A Place for Harvey Milk

Harvey Milk was an openly gay political force at a time when they were in short supply. Can the plaza to honor him succeed where others have fallen short?

By Lydia Lee 

In the 1970s, Harvey Milk turned San Francisco into a symbol of hope for LGBTQ+ people everywhere. One of the first openly gay politicians in the United States, Milk was assassinated in 1978. Since then, the city has been without a substantive memorial to one of its most iconic figures. After a four-year effort to redesign a tiny memorial plaza next to a transit stop failed to gain traction, the San Francisco office of SWA has restarted the process by surveying the community about the kind of memorial it wants. “We had to back up and ask these fundamental questions about how to memorialize Harvey,” says SWA’s Daniel Cunningham, the project manager and design lead.

A Design Competition Falls Short

To many, the existing Harvey Milk Plaza has always felt like a placeholder. At the time of Milk’s assassination, the below-grade light rail stop was already under construction. Located in the heart of the Castro District, where Milk lived and worked, the area around the station became a place for community gatherings. It wasn’t until 1985 that the plaza got its official name and a bronze plaque bearing a faint resemblance to Milk.

SWA incorporated strong neighborhood feedback about community values. Image courtesy Friends of Harvey Milk Plaza and SWA Group.

The catalyst for change came when the city announced it was going to install an additional elevator on the plaza to comply with Americans with Disabilities Act requirements. In 2017, the Friends of Harvey Milk Plaza, a community organization, worked with the local chapter of the American Institute of Architects to hold an international design competition to redesign the block-long space. But the winning concept by Perkins Eastman—and two subsequent revisions—ran into a buzz saw of criticism. The original idea for a slim amphitheater was panned for relocating the station entrance away from the main intersection. It was subsequently modified into a parapet and then a sculptural canopy that would protect the station escalators, but the structure obscured views of an important building.

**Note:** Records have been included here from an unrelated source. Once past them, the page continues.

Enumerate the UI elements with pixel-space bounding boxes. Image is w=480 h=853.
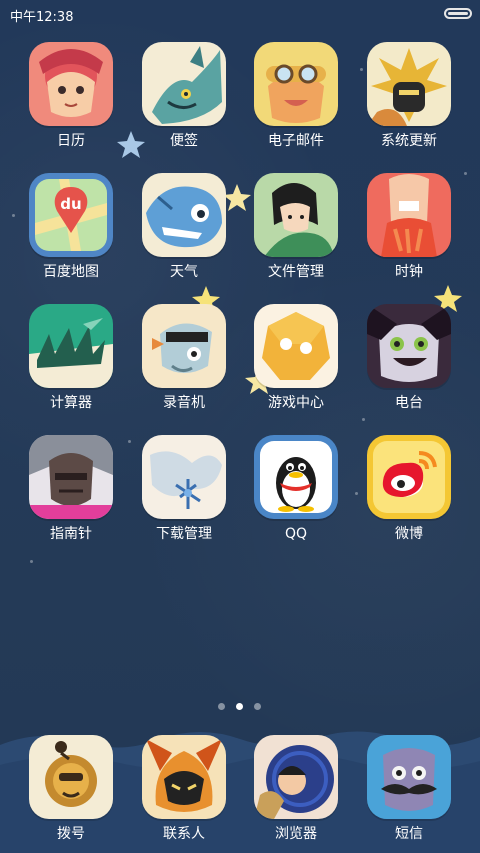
app-radio[interactable]: 电台 (359, 304, 459, 422)
app-baidu-maps[interactable]: du 百度地图 (21, 173, 121, 291)
app-label: 拨号 (57, 826, 85, 842)
page-indicator (210, 702, 270, 712)
clock-app-icon (367, 173, 451, 257)
battery-icon (444, 8, 472, 19)
dock: 拨号 联系人 浏览器 短信 (0, 725, 480, 853)
app-label: 百度地图 (43, 264, 99, 280)
weibo-app-icon (367, 435, 451, 519)
browser-app-icon (254, 735, 338, 819)
app-label: 时钟 (395, 264, 423, 280)
page-dot-3[interactable] (254, 703, 261, 710)
compass-app-icon (29, 435, 113, 519)
calculator-app-icon (29, 304, 113, 388)
messages-app-icon (367, 735, 451, 819)
app-system-update[interactable]: 系统更新 (359, 42, 459, 160)
sparkle-dot (464, 172, 467, 175)
status-bar: 中午12:38 (0, 0, 480, 28)
app-file-manager[interactable]: 文件管理 (246, 173, 346, 291)
app-label: 浏览器 (275, 826, 317, 842)
page-dot-2-active[interactable] (236, 703, 243, 710)
radio-app-icon (367, 304, 451, 388)
battery-level (448, 12, 468, 15)
app-label: 短信 (395, 826, 423, 842)
app-label: 文件管理 (268, 264, 324, 280)
app-label: 日历 (57, 133, 85, 149)
app-label: 联系人 (163, 826, 205, 842)
app-compass[interactable]: 指南针 (21, 435, 121, 553)
notes-app-icon (142, 42, 226, 126)
app-label: 微博 (395, 526, 423, 542)
app-label: 录音机 (163, 395, 205, 411)
file-manager-app-icon (254, 173, 338, 257)
app-label: 电台 (395, 395, 423, 411)
phone-dialer-app-icon (29, 735, 113, 819)
weather-app-icon (142, 173, 226, 257)
app-download-manager[interactable]: 下载管理 (134, 435, 234, 553)
app-recorder[interactable]: 录音机 (134, 304, 234, 422)
app-label: 便签 (170, 133, 198, 149)
sparkle-dot (128, 440, 131, 443)
dock-app-contacts[interactable]: 联系人 (134, 735, 234, 853)
dock-app-messages[interactable]: 短信 (359, 735, 459, 853)
dock-app-browser[interactable]: 浏览器 (246, 735, 346, 853)
dock-app-phone[interactable]: 拨号 (21, 735, 121, 853)
app-email[interactable]: 电子邮件 (246, 42, 346, 160)
app-calculator[interactable]: 计算器 (21, 304, 121, 422)
app-game-center[interactable]: 游戏中心 (246, 304, 346, 422)
email-app-icon (254, 42, 338, 126)
app-calendar[interactable]: 日历 (21, 42, 121, 160)
qq-app-icon (254, 435, 338, 519)
app-qq[interactable]: QQ (246, 435, 346, 553)
app-clock[interactable]: 时钟 (359, 173, 459, 291)
app-label: 计算器 (50, 395, 92, 411)
system-update-app-icon (367, 42, 451, 126)
status-time: 中午12:38 (10, 10, 74, 25)
app-label: 下载管理 (156, 526, 212, 542)
app-label: 天气 (170, 264, 198, 280)
app-label: 游戏中心 (268, 395, 324, 411)
baidu-maps-app-icon: du (29, 173, 113, 257)
app-weibo[interactable]: 微博 (359, 435, 459, 553)
game-center-app-icon (254, 304, 338, 388)
app-weather[interactable]: 天气 (134, 173, 234, 291)
contacts-app-icon (142, 735, 226, 819)
sparkle-dot (30, 560, 33, 563)
app-notes[interactable]: 便签 (134, 42, 234, 160)
sparkle-dot (12, 214, 15, 217)
app-label: 系统更新 (381, 133, 437, 149)
app-label: QQ (284, 526, 308, 542)
app-label: 电子邮件 (268, 133, 324, 149)
recorder-app-icon (142, 304, 226, 388)
baidu-du-text: du (60, 195, 81, 213)
download-manager-app-icon (142, 435, 226, 519)
calendar-app-icon (29, 42, 113, 126)
page-dot-1[interactable] (218, 703, 225, 710)
sparkle-dot (355, 492, 358, 495)
app-label: 指南针 (50, 526, 92, 542)
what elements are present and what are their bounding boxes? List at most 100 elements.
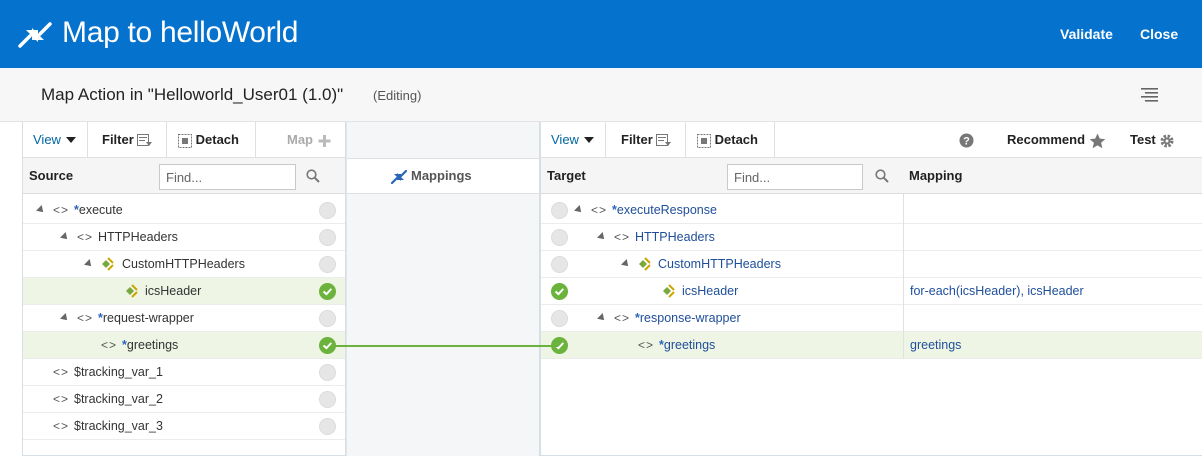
mappings-label: Mappings bbox=[411, 168, 472, 183]
unmapped-status-icon bbox=[319, 202, 336, 219]
unmapped-status-icon bbox=[319, 229, 336, 246]
chevron-down-icon bbox=[65, 137, 76, 143]
tree-row-executeresponse[interactable]: <> *executeResponse bbox=[541, 197, 1202, 224]
tree-row-label: CustomHTTPHeaders bbox=[122, 257, 245, 271]
tree-row-greetings[interactable]: <> *greetings greetings bbox=[541, 332, 1202, 359]
source-map-button[interactable]: Map bbox=[287, 122, 333, 158]
expand-triangle-icon[interactable] bbox=[36, 205, 46, 215]
element-tag-icon: <> bbox=[614, 230, 631, 244]
tree-row-httpheaders[interactable]: <> HTTPHeaders bbox=[23, 224, 345, 251]
expand-triangle-icon[interactable] bbox=[574, 205, 584, 215]
tree-row-label: greetings bbox=[663, 338, 716, 352]
mapped-check-icon bbox=[319, 283, 336, 300]
test-button[interactable]: Test bbox=[1130, 122, 1175, 158]
tree-row-label: executeResponse bbox=[616, 203, 717, 217]
mapping-cell[interactable]: for-each(icsHeader), icsHeader bbox=[903, 278, 1202, 305]
repeating-element-icon bbox=[663, 284, 675, 298]
target-find-input[interactable] bbox=[727, 164, 863, 190]
tree-row-tracking-var-1[interactable]: <> $tracking_var_1 bbox=[23, 359, 345, 386]
search-icon[interactable] bbox=[875, 169, 889, 183]
tree-row-label: CustomHTTPHeaders bbox=[658, 257, 781, 271]
filter-icon bbox=[137, 133, 153, 146]
map-label: Map bbox=[287, 132, 313, 147]
recommend-button[interactable]: Recommend bbox=[1007, 122, 1106, 158]
tree-row-tracking-var-3[interactable]: <> $tracking_var_3 bbox=[23, 413, 345, 440]
validate-button[interactable]: Validate bbox=[1060, 26, 1113, 42]
editing-status: (Editing) bbox=[373, 88, 422, 103]
detach-icon bbox=[178, 133, 192, 148]
page-title: Map to helloWorld bbox=[62, 16, 299, 49]
mappings-icon bbox=[391, 169, 407, 185]
tree-row-httpheaders[interactable]: <> HTTPHeaders bbox=[541, 224, 1202, 251]
expand-triangle-icon[interactable] bbox=[84, 259, 94, 269]
tree-row-label: $tracking_var_2 bbox=[74, 392, 163, 406]
element-tag-icon: <> bbox=[53, 365, 70, 379]
tree-row-response-wrapper[interactable]: <> *response-wrapper bbox=[541, 305, 1202, 332]
element-tag-icon: <> bbox=[614, 311, 631, 325]
target-detach-button[interactable]: Detach bbox=[697, 122, 758, 158]
unmapped-status-icon bbox=[551, 202, 568, 219]
unmapped-status-icon bbox=[319, 418, 336, 435]
search-icon[interactable] bbox=[306, 169, 320, 183]
tree-row-execute[interactable]: <> *execute bbox=[23, 197, 345, 224]
menu-icon[interactable] bbox=[1141, 87, 1158, 103]
unmapped-status-icon bbox=[319, 364, 336, 381]
unmapped-status-icon bbox=[551, 229, 568, 246]
expand-triangle-icon[interactable] bbox=[621, 259, 631, 269]
target-view-menu[interactable]: View bbox=[551, 122, 594, 158]
tree-row-greetings[interactable]: <> *greetings bbox=[23, 332, 345, 359]
mapping-cell[interactable]: greetings bbox=[903, 332, 1202, 359]
mapping-cell[interactable] bbox=[903, 197, 1202, 224]
detach-label: Detach bbox=[195, 132, 239, 147]
unmapped-status-icon bbox=[551, 256, 568, 273]
repeating-element-icon bbox=[102, 257, 114, 271]
target-tree: <> *executeResponse <> HTTPHeaders Custo… bbox=[541, 197, 1202, 359]
close-button[interactable]: Close bbox=[1140, 26, 1178, 42]
gear-icon bbox=[1160, 134, 1174, 148]
expand-triangle-icon[interactable] bbox=[597, 232, 607, 242]
unmapped-status-icon bbox=[319, 391, 336, 408]
tree-row-tracking-var-2[interactable]: <> $tracking_var_2 bbox=[23, 386, 345, 413]
mapping-cell[interactable] bbox=[903, 251, 1202, 278]
map-plus-icon bbox=[318, 134, 331, 147]
expand-triangle-icon[interactable] bbox=[60, 232, 70, 242]
tree-row-icsheader[interactable]: icsHeader bbox=[23, 278, 345, 305]
element-tag-icon: <> bbox=[591, 203, 608, 217]
tree-row-label: greetings bbox=[126, 338, 179, 352]
source-tree: <> *execute <> HTTPHeaders CustomHTTPHea… bbox=[23, 197, 345, 440]
source-toolbar: View Filter Detach Map bbox=[23, 122, 345, 158]
source-view-menu[interactable]: View bbox=[33, 122, 76, 158]
tree-row-label: response-wrapper bbox=[639, 311, 741, 325]
star-icon bbox=[1089, 133, 1105, 148]
help-icon[interactable]: ? bbox=[959, 133, 974, 148]
unmapped-status-icon bbox=[319, 256, 336, 273]
tree-row-label: $tracking_var_3 bbox=[74, 419, 163, 433]
mapping-cell[interactable] bbox=[903, 224, 1202, 251]
tree-row-customhttpheaders[interactable]: CustomHTTPHeaders bbox=[23, 251, 345, 278]
target-toolbar: View Filter Detach ? Recommend Test bbox=[541, 122, 1202, 158]
element-tag-icon: <> bbox=[53, 419, 70, 433]
repeating-element-icon bbox=[639, 257, 651, 271]
mappings-toolbar-spacer bbox=[347, 122, 539, 158]
view-label: View bbox=[33, 132, 61, 147]
view-label: View bbox=[551, 132, 579, 147]
tree-row-request-wrapper[interactable]: <> *request-wrapper bbox=[23, 305, 345, 332]
source-panel: View Filter Detach Map Source <> *execut… bbox=[22, 122, 346, 456]
expand-triangle-icon[interactable] bbox=[60, 313, 70, 323]
source-filter-button[interactable]: Filter bbox=[102, 122, 153, 158]
tree-row-icsheader[interactable]: icsHeader for-each(icsHeader), icsHeader bbox=[541, 278, 1202, 305]
mapping-cell[interactable] bbox=[903, 305, 1202, 332]
detach-icon bbox=[697, 133, 711, 148]
expand-triangle-icon[interactable] bbox=[597, 313, 607, 323]
map-action-title: Map Action in "Helloworld_User01 (1.0)" bbox=[41, 85, 344, 104]
element-tag-icon: <> bbox=[77, 230, 94, 244]
mappings-panel: Mappings bbox=[346, 122, 540, 456]
repeating-element-icon bbox=[126, 284, 138, 298]
element-tag-icon: <> bbox=[101, 338, 118, 352]
element-tag-icon: <> bbox=[77, 311, 94, 325]
source-detach-button[interactable]: Detach bbox=[178, 122, 239, 158]
source-find-input[interactable] bbox=[159, 164, 296, 190]
tree-row-customhttpheaders[interactable]: CustomHTTPHeaders bbox=[541, 251, 1202, 278]
target-filter-button[interactable]: Filter bbox=[621, 122, 672, 158]
target-column-header: Target Mapping bbox=[541, 158, 1202, 230]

SWA Takes it Back to the Community

Earlier this year, the Friends of Harvey Milk Plaza started anew by selecting SWA—which had designed memorials to shooting victims in El Paso, Texas, and Newtown, Connecticut—from a short list of four firms, culled from an original 17. With the past four years in mind, SWA kicked things off with an outreach campaign, assisted by a public engagement firm called Civic Edge Consulting. It asked community members whether they wanted more of a memorial to Milk or a narrative about the movement (the latter, as it turns out) and other such questions. The response to its initial ideas, which include a small pedestal and an interactive digital beacon, has been positive. If all goes according to plan, the firm hopes to start on construction documents by the end of the year.

The memorial could expand beyond the plaza proper. Image courtesy Friends of Harvey Milk Plaza and SWA Group.